Dr. Malony did not rely for his conclusions on any one statement by defendant or on any particular fact he disclosed. In*141stead he took into account the entirety of what defendant said together with his own interpretation and analysis of it and the objective manifestations that accompanied it.

It is obvious here that Dr. Williams’ diagnosis was based not only upon the history plaintiff gave him, but more specifically upon his own objective examination and tests. We may take judicial notice that in many industrial disease cases, the testimony of a non-treating physician is necessary to establish the cause of a claimant’s disability. Indeed, the Workers’ Compensation Act itself recognizes the validity of such evidence. See G.S. 97-69 through G.S. 97-73; Harrell v. Stevens & Co., supra. If allowed to stand, the conclusion reached in the opinion under review here would be massively disruptive of the orderly disposition of Workers’ Compensation claims, especially in industrial disease claims.

Third, the opinion concludes that portions of Dr. Williams’ testimony should not have been allowed because the hypothetical question on which his testimony was based included certain facts not in evidence. The questions alluded to in the conclusion refer to questions asked of Dr. Williams at the 28 March 1979 hearing. The hypothetical put to Dr. Williams at the subsequent hearing on 22 August 1980 asked him to assume facts found in the original opinion; thus, it is obvious that these conclusions have no pertinence to a final opinion. The Commission did nothing to correct these erroneous conclusions in Deputy Commissioner Haigh’s opinion, but adopted and affirmed them intact. Thus, we cannot determine whether the Commission, in denying plaintiff’s claim, was influenced by these errors in Deputy Commissioner Haigh’s conclusions.

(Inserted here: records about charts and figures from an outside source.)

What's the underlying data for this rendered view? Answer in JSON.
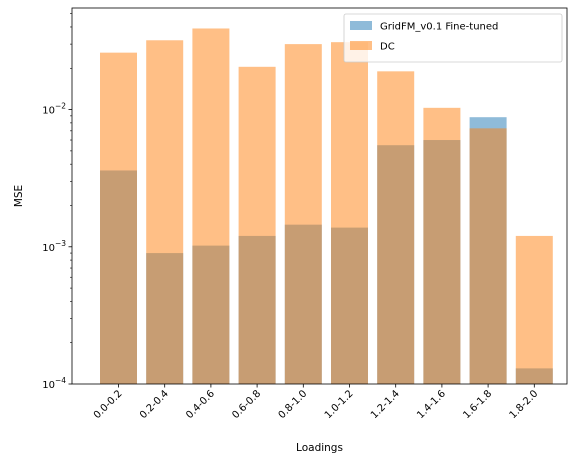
{
  "chart_data": {
    "type": "bar",
    "scale_y": "log",
    "xlabel": "Loadings",
    "ylabel": "MSE",
    "categories": [
      "0.0-0.2",
      "0.2-0.4",
      "0.4-0.6",
      "0.6-0.8",
      "0.8-1.0",
      "1.0-1.2",
      "1.2-1.4",
      "1.4-1.6",
      "1.6-1.8",
      "1.8-2.0"
    ],
    "ylim": [
      0.0001,
      0.055
    ],
    "yticks": [
      {
        "value": 0.0001,
        "base": "10",
        "exp": "−4"
      },
      {
        "value": 0.001,
        "base": "10",
        "exp": "−3"
      },
      {
        "value": 0.01,
        "base": "10",
        "exp": "−2"
      }
    ],
    "series": [
      {
        "name": "GridFM_v0.1 Fine-tuned",
        "color": "#1f77b4",
        "opacity": 0.5,
        "values": [
          0.0036,
          0.0009,
          0.00102,
          0.0012,
          0.00145,
          0.00138,
          0.0055,
          0.006,
          0.0088,
          0.00013
        ]
      },
      {
        "name": "DC",
        "color": "#ff7f0e",
        "opacity": 0.5,
        "values": [
          0.026,
          0.032,
          0.039,
          0.0205,
          0.03,
          0.031,
          0.019,
          0.0103,
          0.0073,
          0.0012
        ]
      }
    ],
    "legend_position": "top-right",
    "grid": false
  }
}
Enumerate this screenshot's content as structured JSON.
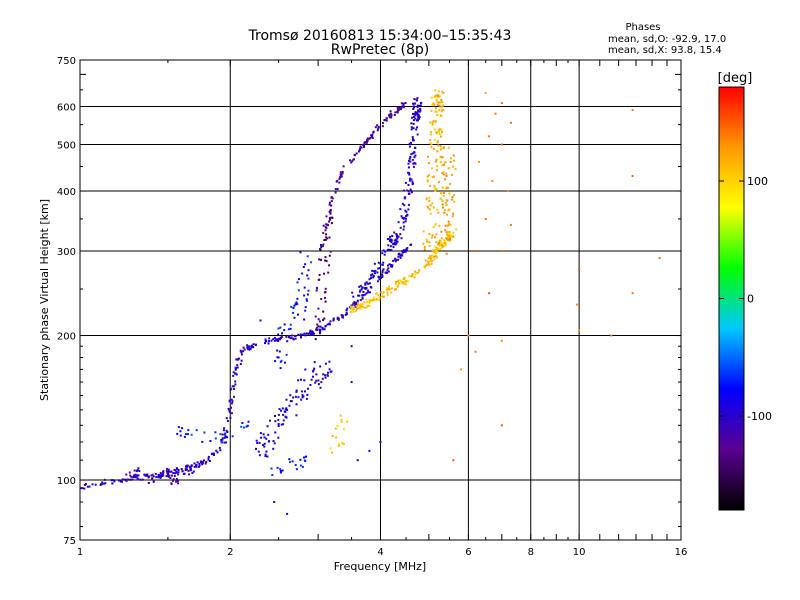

[3] In reaching its conclusions adverse to plaintiffs claim, the Commission obviously failed to consider all the competent evidence adduced at the hearing as to what extent plaintiffs disability was caused by his occupational disease, Wood v. Stevens & Co., supra; Harrell v. Stevens & Co., supra, and therefore this matter must be remanded for such further proceedings as are necessary and consistent with this opinion.

Reversed and remanded.

Judges Martin (Robert M.) and Webb concur.